Integration of the Freescale board with NAVSYS TrackTag device

We currently have a NAVSYS TrackTag connected to our Freescale demonstration board. Communication between the TrackTag and Freescale MCU has been established at a baud rate of 125kbaud. Full communication over the zigbee link has been established with TrackTag commands and 2kbyte TrackTag packet downloads.

TrackTag with 13192

NAVSYS TrackTag integrated with Freescale board

 

Zigbee gateway module

We researched extensively to determine if there were any standards with regard to a zigbee gateway. Although there are several companies which have developed their own zigbee gateway products, there are no standard specifications in place yet. The Zigbee Alliance is working on setting up standards for a zigbee gateway though. On contacting the chairman of the Zigbee Gateway Working Group of the Zigbee Alliance, Mr. Pat Kinney, we found out that they are currently working on 2 projects:

  1. PAN Expansion Device (PED): A bridge to connect 2 zigbee devices via an IP network, and
  2. Zigbee gateway: A full-fledged gateway to connect a zigbee device with a non-zigbee device via an IP network

The PED specification is expected to be ready by September 2005 and the gateway specification is to follow.

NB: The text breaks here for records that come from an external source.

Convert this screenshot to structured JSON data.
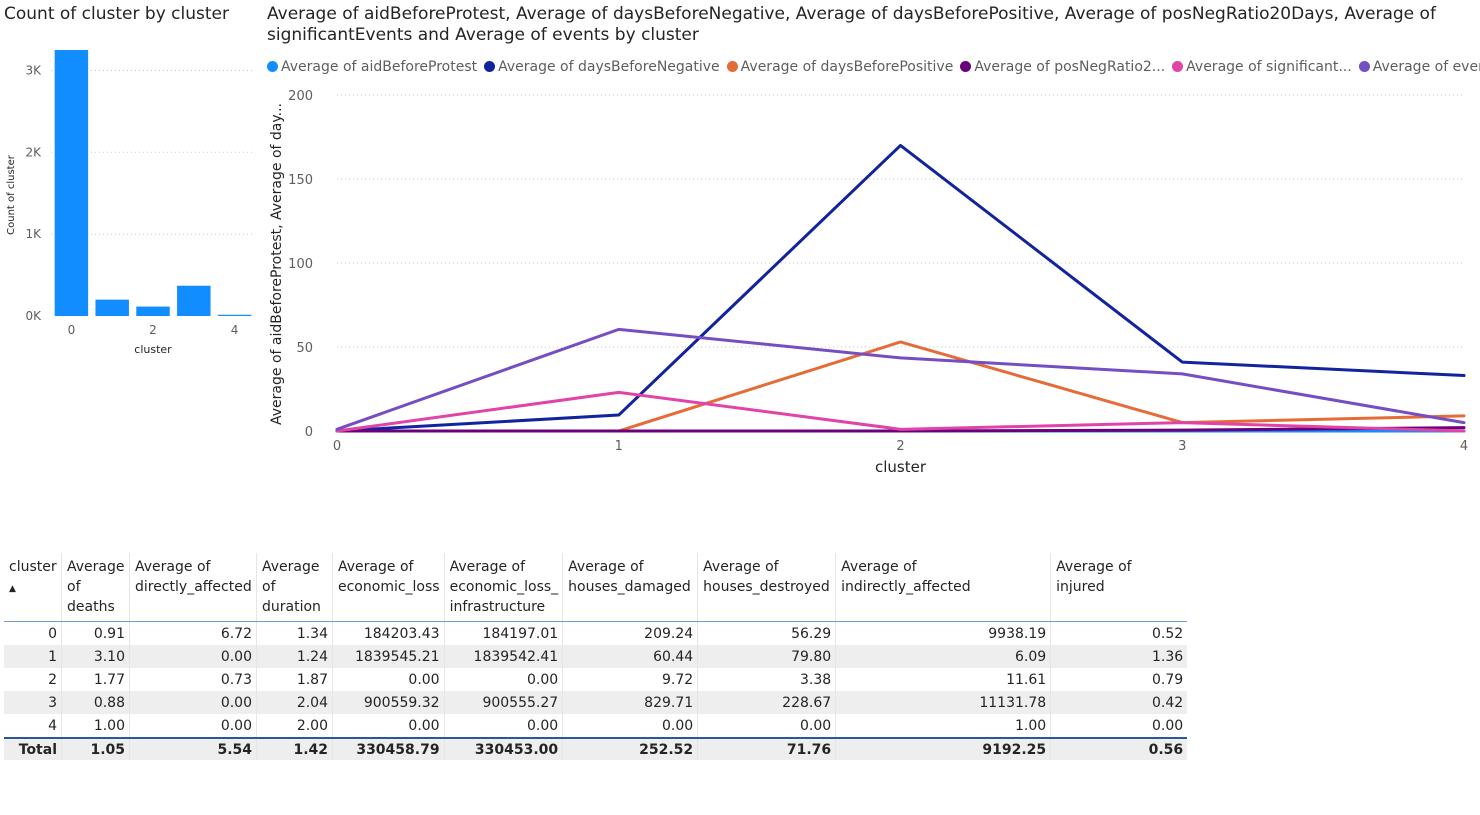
{
  "bar_chart": {
    "title": "Count of cluster by cluster",
    "bar_color": "#118dff",
    "chart_data": {
      "type": "bar",
      "title": "Count of cluster by cluster",
      "categories": [
        0,
        1,
        2,
        3,
        4
      ],
      "values": [
        3250,
        200,
        115,
        370,
        15
      ],
      "xlabel": "cluster",
      "ylabel": "Count of cluster",
      "ylim": [
        0,
        3250
      ],
      "y_ticks": [
        {
          "value": 0,
          "label": "0K"
        },
        {
          "value": 1000,
          "label": "1K"
        },
        {
          "value": 2000,
          "label": "2K"
        },
        {
          "value": 3000,
          "label": "3K"
        }
      ],
      "x_ticks": [
        {
          "value": 0,
          "label": "0"
        },
        {
          "value": 2,
          "label": "2"
        },
        {
          "value": 4,
          "label": "4"
        }
      ],
      "grid": true
    }
  },
  "line_chart": {
    "title": "Average of aidBeforeProtest, Average of daysBeforeNegative, Average of daysBeforePositive, Average of posNegRatio20Days, Average of significantEvents and Average of events by cluster",
    "legend": [
      {
        "label": "Average of aidBeforeProtest",
        "color": "#118dff"
      },
      {
        "label": "Average of daysBeforeNegative",
        "color": "#12239e"
      },
      {
        "label": "Average of daysBeforePositive",
        "color": "#e66c37"
      },
      {
        "label": "Average of posNegRatio2...",
        "color": "#6b007b"
      },
      {
        "label": "Average of significant...",
        "color": "#e044a7"
      },
      {
        "label": "Average of events",
        "color": "#744ec2"
      }
    ],
    "chart_data": {
      "type": "line",
      "title": "Average of aidBeforeProtest, Average of daysBeforeNegative, Average of daysBeforePositive, Average of posNegRatio20Days, Average of significantEvents and Average of events by cluster",
      "x": [
        0,
        1,
        2,
        3,
        4
      ],
      "xlabel": "cluster",
      "ylabel": "Average of aidBeforeProtest, Average of day...",
      "ylim": [
        0,
        200
      ],
      "xlim": [
        0,
        4
      ],
      "y_ticks": [
        0,
        50,
        100,
        150,
        200
      ],
      "x_ticks": [
        0,
        1,
        2,
        3,
        4
      ],
      "grid": true,
      "legend_position": "top-left",
      "series": [
        {
          "name": "Average of aidBeforeProtest",
          "color": "#118dff",
          "values": [
            0,
            0,
            0,
            0,
            0
          ]
        },
        {
          "name": "Average of daysBeforeNegative",
          "color": "#12239e",
          "values": [
            0,
            9.5,
            170,
            41,
            33
          ]
        },
        {
          "name": "Average of daysBeforePositive",
          "color": "#e66c37",
          "values": [
            0,
            0,
            53,
            5,
            9
          ]
        },
        {
          "name": "Average of posNegRatio20Days",
          "color": "#6b007b",
          "values": [
            0,
            0,
            0,
            0.5,
            2
          ]
        },
        {
          "name": "Average of significantEvents",
          "color": "#e044a7",
          "values": [
            0,
            23,
            1,
            5,
            0
          ]
        },
        {
          "name": "Average of events",
          "color": "#744ec2",
          "values": [
            1,
            60.5,
            43.5,
            34,
            5
          ]
        }
      ]
    }
  },
  "table": {
    "columns": [
      "cluster",
      "Average of deaths",
      "Average of directly_affected",
      "Average of duration",
      "Average of economic_loss",
      "Average of economic_loss_ infrastructure",
      "Average of houses_damaged",
      "Average of houses_destroyed",
      "Average of indirectly_affected",
      "Average of injured"
    ],
    "rows": [
      [
        "0",
        "0.91",
        "6.72",
        "1.34",
        "184203.43",
        "184197.01",
        "209.24",
        "56.29",
        "9938.19",
        "0.52"
      ],
      [
        "1",
        "3.10",
        "0.00",
        "1.24",
        "1839545.21",
        "1839542.41",
        "60.44",
        "79.80",
        "6.09",
        "1.36"
      ],
      [
        "2",
        "1.77",
        "0.73",
        "1.87",
        "0.00",
        "0.00",
        "9.72",
        "3.38",
        "11.61",
        "0.79"
      ],
      [
        "3",
        "0.88",
        "0.00",
        "2.04",
        "900559.32",
        "900555.27",
        "829.71",
        "228.67",
        "11131.78",
        "0.42"
      ],
      [
        "4",
        "1.00",
        "0.00",
        "2.00",
        "0.00",
        "0.00",
        "0.00",
        "0.00",
        "1.00",
        "0.00"
      ]
    ],
    "total": [
      "Total",
      "1.05",
      "5.54",
      "1.42",
      "330458.79",
      "330453.00",
      "252.52",
      "71.76",
      "9192.25",
      "0.56"
    ],
    "sort_icon": "sort-ascending-icon"
  }
}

In the absence of any standards as of now, we started working on our own implementation of a Zigbee gateway. The general idea in this section was that GPS data would be transmitted across several zigbee nodes before it reached the zigbee gateway module. At the gateway, the GPS data would be read in from the serial port by the gateway server. This data would then be sent over the IP network and made accesible to clients via a webpage. This system has been developed and tested with raw hex data.